Prove that $p$ is Composite by Showing that It is Not a Pseudoprime Basis $2$

Question

I have the following problem: Prove that $m \notin \mathbb{P} $ by showing that m is not a pseudoprime to the basis $2$.
I think normally the problem is not that difficult, but in this case $m= 3363148097 $, which makes it very difficult to find its prime factorization and other properties that could help solve the problem. Also trying to actually calculate the modulo by breaking the power $^{m-1}$ is complicated.
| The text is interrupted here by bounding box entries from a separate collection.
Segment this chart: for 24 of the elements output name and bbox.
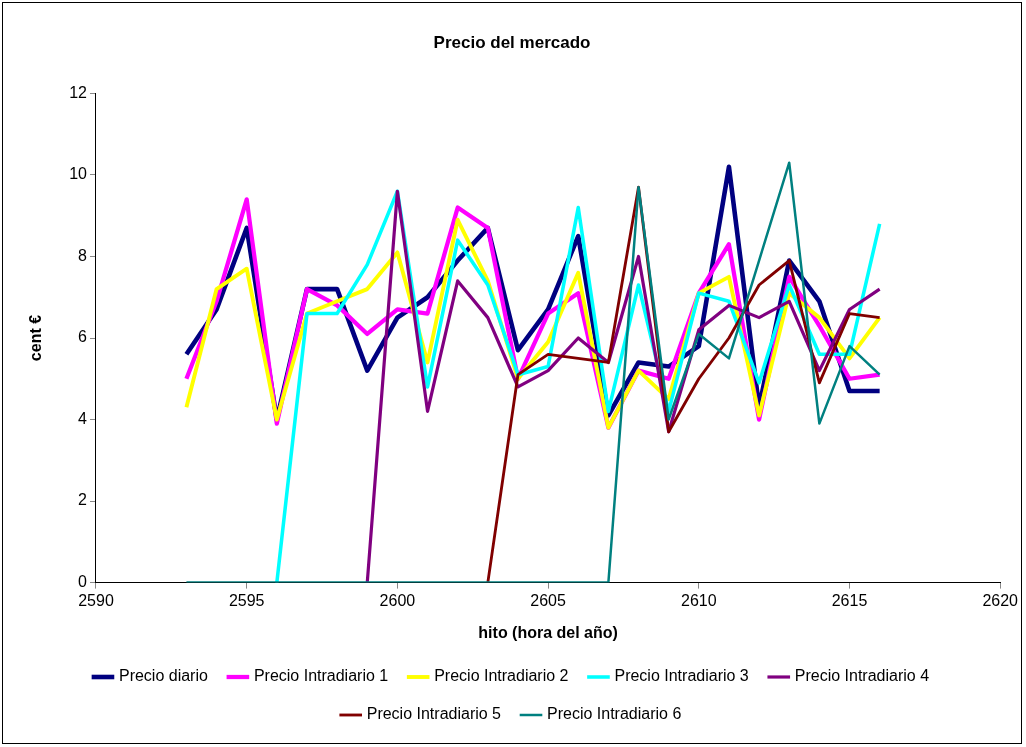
x-tick-label: 2615 bbox=[831, 591, 868, 609]
x-tick-label: 2590 bbox=[78, 591, 114, 609]
y-axis-title: cent € bbox=[27, 314, 45, 362]
legend-label: Precio Intradiario 2 bbox=[434, 667, 569, 685]
x-tick-label: 2600 bbox=[379, 591, 416, 609]
y-tick-label: 8 bbox=[78, 246, 88, 264]
x-axis-title: hito (hora del año) bbox=[478, 623, 618, 641]
x-tick-label: 2620 bbox=[982, 591, 1019, 609]
y-tick-label: 10 bbox=[69, 165, 88, 183]
y-tick-label: 6 bbox=[78, 328, 88, 346]
x-tick-label: 2610 bbox=[681, 591, 717, 609]
legend-label: Precio Intradiario 3 bbox=[614, 667, 749, 685]
y-tick-label: 2 bbox=[78, 491, 88, 509]
chart-title: Precio del mercado bbox=[433, 32, 591, 52]
legend-label: Precio diario bbox=[118, 667, 208, 685]
legend-label: Precio Intradiario 6 bbox=[547, 705, 682, 723]
y-tick-label: 4 bbox=[78, 409, 88, 427]
y-tick-label: 12 bbox=[69, 83, 88, 101]
legend-label: Precio Intradiario 4 bbox=[794, 667, 930, 685]
legend-label: Precio Intradiario 5 bbox=[366, 705, 502, 723]
x-tick-label: 2605 bbox=[530, 591, 566, 609]
x-tick-label: 2595 bbox=[228, 591, 265, 609]
y-tick-label: 0 bbox=[78, 573, 88, 591]
legend-label: Precio Intradiario 1 bbox=[253, 667, 389, 685]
I think I might be missing something about the fact that the base is 2, maybe there are some more properties for that...

Answer 1

Hint: Dividing out factors of $2$ from $m-1$ shows that $$m-1=336148096=2^7\times2626157,$$ which allows you to factor $2^{m-1}-1$ as follows: $$2^{m-1}-1=2^{2^7\times2626157}-1=(2^{2626157}-1)\prod_{k=0}^6(2^{2^k\times2626157}+1).$$

Answer 2

You want to compute $2^{m-1}\bmod m$. Note that you can find $2^{2k}\bmod m$ from $2^k\bmod m$ by a single multiplication modulo $m$, and $2^{2k+1}\bmod m$ from $2^k\bmod m$ by a single addition modulo $m$. Thus to compute $2^{m-1}\bmod m$ amounts to less than thirty multiplications modulo $m$ and a handful additions modulo $m$.

Answer 3

Let $m = 3363148097$. Now, if $m$ is prime, then $m | 2^{m-1}$.

If $m$ is a pseudoprime, then $m | 2^{m-1}$.

Hence, if $m \nmid 2^{m-1}$, then $m$ must be composite.